Results in the present study showed some differences in the egg development between 25℃ and 35℃. At the temperature of 35℃, all eggs developed to the 8-cell-stage by day 5. On the other hand, at 25℃, 24% of the eggs remained at the 2-cell- to 4-cell-stages at day 5 after incubation, although 76% converted to the 8-cell-stage. Meanwhile, in another study, various culture conditions were attempted to compare the development of A. suum eggs by different temperatures [8-10,16]. The results showed that 31±1℃ induced the maximum rate of egg development in the culture medium of 0.1 M H2SO4 using a 50-ml conical flask, but the lower temperature ranging 16-25℃ also showed development of eggs to a certain degree [16]. In the present study, development of eggs did not occur at the temperature of 5℃ over a 1 month experimental period. However, they were found to develop to a larval stage when observed until 3 months (data not shown). This result was similar to the development of T. canis eggs at 4℃ incubation [17]. These results mean that a low temperature delay the development of soil-transmitted nematode eggs, but cannot completely eliminate their potential of development.
Recent global warming resulted in climate changes in subtropical areas with increases in temperature and humidity.
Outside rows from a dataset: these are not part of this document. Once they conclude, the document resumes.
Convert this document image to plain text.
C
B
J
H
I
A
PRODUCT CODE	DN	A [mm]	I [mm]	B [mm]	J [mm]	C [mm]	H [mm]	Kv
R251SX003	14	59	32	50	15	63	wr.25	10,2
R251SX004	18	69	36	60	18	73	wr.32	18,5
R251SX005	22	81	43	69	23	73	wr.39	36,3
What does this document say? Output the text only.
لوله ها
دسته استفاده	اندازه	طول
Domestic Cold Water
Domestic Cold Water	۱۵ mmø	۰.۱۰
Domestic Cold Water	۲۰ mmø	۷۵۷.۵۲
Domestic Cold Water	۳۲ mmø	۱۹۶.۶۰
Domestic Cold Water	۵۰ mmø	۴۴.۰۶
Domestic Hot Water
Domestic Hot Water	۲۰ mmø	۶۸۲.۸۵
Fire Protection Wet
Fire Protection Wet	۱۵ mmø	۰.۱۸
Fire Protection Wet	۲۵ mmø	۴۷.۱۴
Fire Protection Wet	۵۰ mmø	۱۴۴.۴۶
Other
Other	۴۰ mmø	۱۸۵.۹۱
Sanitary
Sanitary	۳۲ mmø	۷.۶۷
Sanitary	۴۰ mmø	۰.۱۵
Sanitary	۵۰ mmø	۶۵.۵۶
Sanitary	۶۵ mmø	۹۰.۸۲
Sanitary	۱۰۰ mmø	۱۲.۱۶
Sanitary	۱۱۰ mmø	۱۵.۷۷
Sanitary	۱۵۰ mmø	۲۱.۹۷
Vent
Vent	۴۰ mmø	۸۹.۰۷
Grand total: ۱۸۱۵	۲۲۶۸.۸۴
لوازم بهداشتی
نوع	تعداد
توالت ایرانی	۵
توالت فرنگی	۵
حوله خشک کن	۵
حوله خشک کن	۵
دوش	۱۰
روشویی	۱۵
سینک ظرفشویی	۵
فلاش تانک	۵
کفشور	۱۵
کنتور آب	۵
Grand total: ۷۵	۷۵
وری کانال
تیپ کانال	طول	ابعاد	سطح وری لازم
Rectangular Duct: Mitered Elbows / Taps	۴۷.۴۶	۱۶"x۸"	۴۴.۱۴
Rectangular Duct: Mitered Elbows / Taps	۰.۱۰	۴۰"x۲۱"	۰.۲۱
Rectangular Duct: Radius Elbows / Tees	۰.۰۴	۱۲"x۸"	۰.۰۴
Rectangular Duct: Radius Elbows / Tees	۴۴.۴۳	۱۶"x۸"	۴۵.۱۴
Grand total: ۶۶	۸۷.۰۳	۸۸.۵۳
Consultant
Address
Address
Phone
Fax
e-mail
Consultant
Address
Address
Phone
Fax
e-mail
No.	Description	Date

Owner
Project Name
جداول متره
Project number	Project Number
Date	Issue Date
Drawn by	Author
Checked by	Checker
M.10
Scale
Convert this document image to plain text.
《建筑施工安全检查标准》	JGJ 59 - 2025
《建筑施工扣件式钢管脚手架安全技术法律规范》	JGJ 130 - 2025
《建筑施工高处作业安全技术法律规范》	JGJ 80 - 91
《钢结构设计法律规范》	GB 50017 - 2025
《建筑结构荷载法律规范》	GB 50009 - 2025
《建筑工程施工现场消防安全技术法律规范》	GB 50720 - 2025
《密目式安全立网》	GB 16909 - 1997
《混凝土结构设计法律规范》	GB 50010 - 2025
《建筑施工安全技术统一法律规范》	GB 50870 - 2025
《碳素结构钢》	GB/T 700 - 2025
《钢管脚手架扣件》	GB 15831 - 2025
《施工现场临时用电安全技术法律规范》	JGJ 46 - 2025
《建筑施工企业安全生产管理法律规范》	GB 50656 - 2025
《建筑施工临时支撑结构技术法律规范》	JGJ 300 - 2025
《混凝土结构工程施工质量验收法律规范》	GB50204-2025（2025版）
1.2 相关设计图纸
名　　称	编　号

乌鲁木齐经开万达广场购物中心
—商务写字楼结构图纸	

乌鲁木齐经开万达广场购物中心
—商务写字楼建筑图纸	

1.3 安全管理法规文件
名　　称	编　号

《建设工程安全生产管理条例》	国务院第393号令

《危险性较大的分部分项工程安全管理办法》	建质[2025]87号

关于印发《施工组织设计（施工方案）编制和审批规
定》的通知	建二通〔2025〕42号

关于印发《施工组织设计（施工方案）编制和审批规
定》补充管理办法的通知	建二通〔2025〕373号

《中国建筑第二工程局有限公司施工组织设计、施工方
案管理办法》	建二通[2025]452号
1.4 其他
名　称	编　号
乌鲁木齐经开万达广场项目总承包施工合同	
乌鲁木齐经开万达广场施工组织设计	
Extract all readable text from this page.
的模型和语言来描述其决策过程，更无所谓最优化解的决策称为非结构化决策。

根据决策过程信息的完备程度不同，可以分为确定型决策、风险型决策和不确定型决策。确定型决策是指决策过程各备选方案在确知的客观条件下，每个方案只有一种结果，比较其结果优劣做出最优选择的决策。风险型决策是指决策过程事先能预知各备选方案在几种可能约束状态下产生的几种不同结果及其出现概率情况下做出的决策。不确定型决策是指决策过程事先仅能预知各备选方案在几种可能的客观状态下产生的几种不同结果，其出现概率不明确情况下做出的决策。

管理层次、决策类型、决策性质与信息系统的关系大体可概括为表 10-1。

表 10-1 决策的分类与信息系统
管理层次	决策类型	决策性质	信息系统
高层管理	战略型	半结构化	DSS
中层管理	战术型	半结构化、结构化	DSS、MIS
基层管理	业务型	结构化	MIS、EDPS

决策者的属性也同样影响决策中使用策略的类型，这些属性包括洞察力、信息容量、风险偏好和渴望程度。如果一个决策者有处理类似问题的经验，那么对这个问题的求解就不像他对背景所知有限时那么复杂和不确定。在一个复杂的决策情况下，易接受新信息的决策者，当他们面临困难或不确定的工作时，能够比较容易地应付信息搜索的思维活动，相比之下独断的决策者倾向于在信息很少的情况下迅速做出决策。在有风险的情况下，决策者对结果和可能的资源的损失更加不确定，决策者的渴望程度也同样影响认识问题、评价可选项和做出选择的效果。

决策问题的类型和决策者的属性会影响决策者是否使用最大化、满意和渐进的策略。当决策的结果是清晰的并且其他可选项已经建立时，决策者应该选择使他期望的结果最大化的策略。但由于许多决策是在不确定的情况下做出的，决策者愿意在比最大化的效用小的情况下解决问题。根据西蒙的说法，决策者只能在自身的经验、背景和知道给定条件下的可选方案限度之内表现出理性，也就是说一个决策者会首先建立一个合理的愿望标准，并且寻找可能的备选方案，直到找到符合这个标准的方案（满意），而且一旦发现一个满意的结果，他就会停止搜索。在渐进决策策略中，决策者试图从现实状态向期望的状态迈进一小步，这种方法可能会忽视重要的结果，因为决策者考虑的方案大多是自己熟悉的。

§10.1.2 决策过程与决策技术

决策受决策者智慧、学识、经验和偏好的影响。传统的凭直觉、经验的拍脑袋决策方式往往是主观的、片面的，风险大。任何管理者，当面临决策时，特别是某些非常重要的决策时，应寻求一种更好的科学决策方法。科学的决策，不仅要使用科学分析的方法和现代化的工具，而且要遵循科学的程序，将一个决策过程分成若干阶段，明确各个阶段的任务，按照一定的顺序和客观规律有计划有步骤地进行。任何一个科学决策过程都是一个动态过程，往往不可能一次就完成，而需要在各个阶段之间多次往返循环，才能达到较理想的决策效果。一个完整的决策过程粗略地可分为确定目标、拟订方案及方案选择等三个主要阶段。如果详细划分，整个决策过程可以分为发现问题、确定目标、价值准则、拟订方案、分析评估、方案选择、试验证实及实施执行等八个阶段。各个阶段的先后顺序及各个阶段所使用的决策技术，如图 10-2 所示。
Korea is now changing into a subtropical climate zone [18]. A change of 1-2℃ in the annual mean or winter mean temperature over the region is significant enough to cause an impact in the environment, particularly the growth rate of plants, bacteria, viruses, and so on [18]. Previous data showed that embryonation of A. suum and Trichuris suis eggs took place only during the months with temperature ranging from 10℃ to 30℃ [7]. Therefore, propagation of soil-transmitted parasites can be increased by warming of the soil as shown by our results. Since Korea was an endemic area for soil-transmitted helminthiases for a long time [19], the change of Korea to a subtropical region may exert a significant impact on re-transmission of these parasites by accelerating the egg embryonation in the environmental condition.
In conclusion, our results showed that the embryonation of A. suum eggs was highly limited at the temperature of 5℃. On the other hand, 35℃ temperature condition accelerated the embryonation of eggs more prominently than 25℃. The results suggest that the increase of temperature by global warming may exert to increase in the prevalence of soil-transmitted nematodes through accelerating the embryonation of Ascaris eggs in soil.
ACKNOWLEDGMENTS
This work was supported by a grant (10162KFDA995) from the Korea Food and Drug Administration in 2011.